Violinista Hugo Antunes se apresenta semanalmente em unidades de saúde

Os semblantes tensos começam a relaxar quando o silêncio nos corredores é quebrado por uma música suave. Concentrado, o violinista Hugo Antunes, de 27 anos, toca o instrumento com precisão cirúrgica. O repertório das sessões semanais nos hospitais Rios D’Or, em Jacarepaguá, e Barra D’Or é constituído de clássicos nacionais e internacionais.

As apresentações nas tardes de quarta-feira são dinâmicas, com o instrumentista caminhando por pontos-chaves, como a recepção, as salas de espera e de visitas e os centros de tratamento intensivo e pós-operatório. O centro cirúrgico ainda não foi contemplado por falta de convite, brinca Antunes. Composições como “Carinhoso” e “Eu sei que vou te amar” são escolhidas a dedo.

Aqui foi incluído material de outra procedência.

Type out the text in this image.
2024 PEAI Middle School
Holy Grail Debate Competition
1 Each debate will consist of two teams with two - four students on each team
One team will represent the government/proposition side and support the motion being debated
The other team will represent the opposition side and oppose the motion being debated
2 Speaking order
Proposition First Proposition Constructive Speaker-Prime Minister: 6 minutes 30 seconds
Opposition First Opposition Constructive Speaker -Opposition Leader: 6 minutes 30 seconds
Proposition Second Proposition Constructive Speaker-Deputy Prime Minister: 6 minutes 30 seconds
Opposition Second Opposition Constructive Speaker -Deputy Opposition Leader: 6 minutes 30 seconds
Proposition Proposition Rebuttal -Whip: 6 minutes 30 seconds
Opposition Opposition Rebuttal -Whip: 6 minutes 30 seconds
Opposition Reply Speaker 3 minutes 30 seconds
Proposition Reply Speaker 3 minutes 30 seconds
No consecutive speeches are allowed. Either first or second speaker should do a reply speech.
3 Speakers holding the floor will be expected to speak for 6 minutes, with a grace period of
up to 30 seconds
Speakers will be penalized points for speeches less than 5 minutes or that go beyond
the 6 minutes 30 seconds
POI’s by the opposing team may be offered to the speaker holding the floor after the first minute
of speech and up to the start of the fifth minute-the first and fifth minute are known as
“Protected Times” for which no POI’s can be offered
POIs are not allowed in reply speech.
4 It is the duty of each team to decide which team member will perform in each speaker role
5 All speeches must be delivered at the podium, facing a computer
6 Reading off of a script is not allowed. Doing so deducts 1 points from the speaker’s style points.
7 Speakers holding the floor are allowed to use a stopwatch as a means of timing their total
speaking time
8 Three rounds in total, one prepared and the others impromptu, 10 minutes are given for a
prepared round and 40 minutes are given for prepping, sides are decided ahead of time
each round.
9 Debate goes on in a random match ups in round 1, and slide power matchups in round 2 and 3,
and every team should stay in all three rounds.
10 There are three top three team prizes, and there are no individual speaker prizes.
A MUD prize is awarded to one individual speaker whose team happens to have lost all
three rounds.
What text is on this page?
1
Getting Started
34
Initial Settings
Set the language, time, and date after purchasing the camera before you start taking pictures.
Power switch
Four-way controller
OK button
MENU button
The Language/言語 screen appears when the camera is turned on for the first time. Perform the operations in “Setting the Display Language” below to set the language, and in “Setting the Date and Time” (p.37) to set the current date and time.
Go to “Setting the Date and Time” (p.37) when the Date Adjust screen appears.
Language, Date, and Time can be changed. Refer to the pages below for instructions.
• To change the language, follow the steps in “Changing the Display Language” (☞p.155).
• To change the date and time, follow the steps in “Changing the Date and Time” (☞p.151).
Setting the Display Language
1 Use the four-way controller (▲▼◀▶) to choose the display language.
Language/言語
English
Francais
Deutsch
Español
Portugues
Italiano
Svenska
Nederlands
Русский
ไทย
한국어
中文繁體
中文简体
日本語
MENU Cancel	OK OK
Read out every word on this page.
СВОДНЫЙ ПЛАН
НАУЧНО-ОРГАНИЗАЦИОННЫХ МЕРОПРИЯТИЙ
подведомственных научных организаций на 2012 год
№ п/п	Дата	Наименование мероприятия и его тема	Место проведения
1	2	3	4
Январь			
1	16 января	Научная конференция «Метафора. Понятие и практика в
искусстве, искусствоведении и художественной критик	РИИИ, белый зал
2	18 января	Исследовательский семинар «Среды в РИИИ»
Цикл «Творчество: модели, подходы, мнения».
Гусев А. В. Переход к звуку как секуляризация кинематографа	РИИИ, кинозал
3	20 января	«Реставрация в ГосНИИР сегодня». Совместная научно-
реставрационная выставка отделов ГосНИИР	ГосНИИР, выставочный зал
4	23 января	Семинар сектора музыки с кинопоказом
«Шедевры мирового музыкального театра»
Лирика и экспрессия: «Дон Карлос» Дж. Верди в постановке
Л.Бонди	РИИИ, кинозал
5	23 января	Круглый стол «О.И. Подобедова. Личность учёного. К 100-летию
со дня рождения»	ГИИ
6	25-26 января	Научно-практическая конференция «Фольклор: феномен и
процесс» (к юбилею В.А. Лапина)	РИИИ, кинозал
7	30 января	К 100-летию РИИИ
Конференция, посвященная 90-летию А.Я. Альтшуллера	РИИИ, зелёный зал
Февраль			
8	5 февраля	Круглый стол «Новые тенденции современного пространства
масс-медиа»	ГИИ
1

— Esse projeto é voltado para os familiares e os pacientes, com o objetivo de suavizar o ambiente hospitalar. Escolho músicas conhecidas para as pessoas se lembrarem de algum momento feliz. Elas conversam comigo, contam suas histórias e pedem algumas canções — diz Antunes.

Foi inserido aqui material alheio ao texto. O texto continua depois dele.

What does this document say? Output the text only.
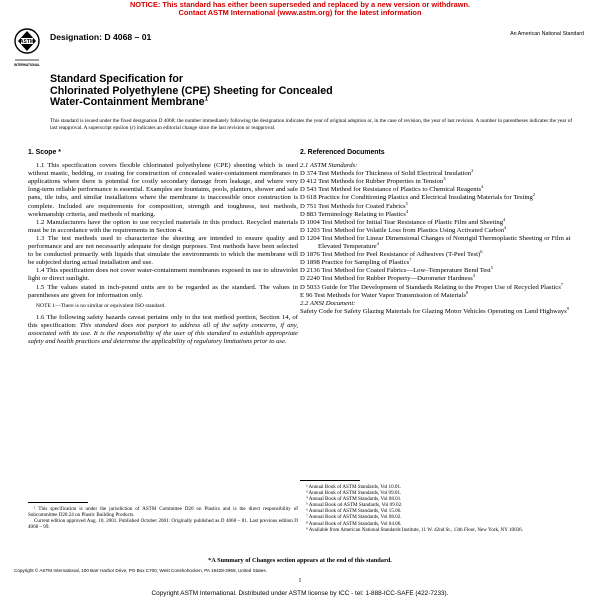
NOTICE: This standard has either been superseded and replaced by a new version or withdrawn.
Contact ASTM International (www.astm.org) for the latest information
ASTM
INTERNATIONAL
Designation: D 4068 – 01	An American National Standard
Standard Specification for
Chlorinated Polyethylene (CPE) Sheeting for Concealed
Water-Containment Membrane$^1$
This standard is issued under the fixed designation D 4068; the number immediately following the designation indicates the year of original adoption or, in the case of revision, the year of last revision. A number in parentheses indicates the year of last reapproval. A superscript epsilon (ε) indicates an editorial change since the last revision or reapproval.
1. Scope *

1.1 This specification covers flexible chlorinated polyethylene (CPE) sheeting which is used without mastic, bedding, or coating for construction of concealed water-containment membranes in applications where there is potential for costly secondary damage from leakage, and where very long-term reliable performance is essential. Examples are fountains, pools, planters, shower and safe pans, tile tubs, and similar installations where the membrane is inaccessible once construction is complete. Included are requirements for composition, strength and toughness, test methods, workmanship criteria, and methods of marking.

1.2 Manufacturers have the option to use recycled materials in this product. Recycled materials must be in accordance with the requirements in Section 4.

1.3 The test methods used to characterize the sheeting are intended to ensure quality and performance and are not necessarily adequate for design purposes. Test methods have been selected to be conducted primarily with liquids that simulate the environments to which the membrane will be subjected during actual installation and use.

1.4 This specification does not cover water-containment membranes exposed in use to ultraviolet light or direct sunlight.

1.5 The values stated in inch-pound units are to be regarded as the standard. The values in parentheses are given for information only.

NOTE 1—There is no similar or equivalent ISO standard.

1.6 The following safety hazards caveat pertains only to the test method portion, Section 14, of this specification: This standard does not purport to address all of the safety concerns, if any, associated with its use. It is the responsibility of the user of this standard to establish appropriate safety and health practices and determine the applicability of regulatory limitations prior to use.

2. Referenced Documents

2.1 ASTM Standards:

D 374 Test Methods for Thickness of Solid Electrical Insulation$^2$

D 412 Test Methods for Rubber Properties in Tension$^3$

D 543 Test Method for Resistance of Plastics to Chemical Reagents$^4$

D 618 Practice for Conditioning Plastics and Electrical Insulating Materials for Testing$^2$

D 751 Test Methods for Coated Fabrics$^5$

D 883 Terminology Relating to Plastics$^4$

D 1004 Test Method for Initial Tear Resistance of Plastic Film and Sheeting$^4$

D 1203 Test Method for Volatile Loss from Plastics Using Activated Carbon$^4$

D 1204 Test Method for Linear Dimensional Changes of Nonrigid Thermoplastic Sheeting or Film at Elevated Temperature$^4$

D 1876 Test Method for Peel Resistance of Adhesives (T-Peel Test)$^6$

D 1898 Practice for Sampling of Plastics$^7$

D 2136 Test Method for Coated Fabrics—Low–Temperature Bend Test$^5$

D 2240 Test Method for Rubber Property—Durometer Hardness$^3$

D 5033 Guide for The Development of Standards Relating to the Proper Use of Recycled Plastics$^7$

E 96 Test Methods for Water Vapor Transmission of Materials$^8$

2.2 ANSI Document:

Safety Code for Safety Glazing Materials for Glazing Motor Vehicles Operating on Land Highways$^9$

² Annual Book of ASTM Standards, Vol 10.01.

³ Annual Book of ASTM Standards, Vol 09.01.

⁴ Annual Book of ASTM Standards, Vol 08.01.

⁵ Annual Book od ASTM Standards, Vol 09.02.

⁶ Annual Book of ASTM Standards, Vol 15.06.

⁷ Annual Book of ASTM Standards, Vol 08.02.

⁸ Annual Book of ASTM Standards, Vol 04.06.

⁹ Available from American National Standards Institute, 11 W. 42nd St., 13th Floor, New York, NY 10036.

¹ This specification is under the jurisdiction of ASTM Committee D20 on Plastics and is the direct responsibility of Subcommittee D20.24 on Plastic Building Products.

Current edition approved Aug. 10, 2001. Published October 2001. Originally published as D 4068 – 81. Last previous edition D 4068 – 99.

*A Summary of Changes section appears at the end of this standard.
Copyright © ASTM International, 100 Barr Harbor Drive, PO Box C700, West Conshohocken, PA 19428-2959, United States.
1
Copyright ASTM International. Distributed under ASTM license by ICC - tel: 1-888-ICC-SAFE (422-7233).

O violinista começou a tocar no hospital da Barra há três anos, convidado pela direção. O trabalho na unidade de Jacarepaguá teve início este ano, tempo suficiente para encantar pacientes por lá também.

— No Rios D’Or, uma paciente internada há meses gosta do tango “Por una cabeza”, do filme “Perfume de mulher”. Como eu sei, toco essa música todas as vezes que passo na frente da porta do quarto dela — conta o instrumentista. — Em épocas festivas, também há algumas que costumo apresentar, como “Noite feliz”, no Natal, e “Cidade Maravilhosa”, no carnaval.

A diretora operacional do Barra D’Or, Taissa Rezende, afirma buscar no projeto uma forma de humanizar os atendimentos, especialmente para pacientes em terapia intensiva. A iniciativa, pelo que observa, tem agradado a todos, inclusive aos funcionários da unidade.

— O projeto tem grande aceitação aqui. Buscamos dar essa leveza ao momento de visita. Para os funcionários também é um momento de relaxamento. A música faz um acolhimento, junto com a enfermagem e a psicologia — frisa a diretora.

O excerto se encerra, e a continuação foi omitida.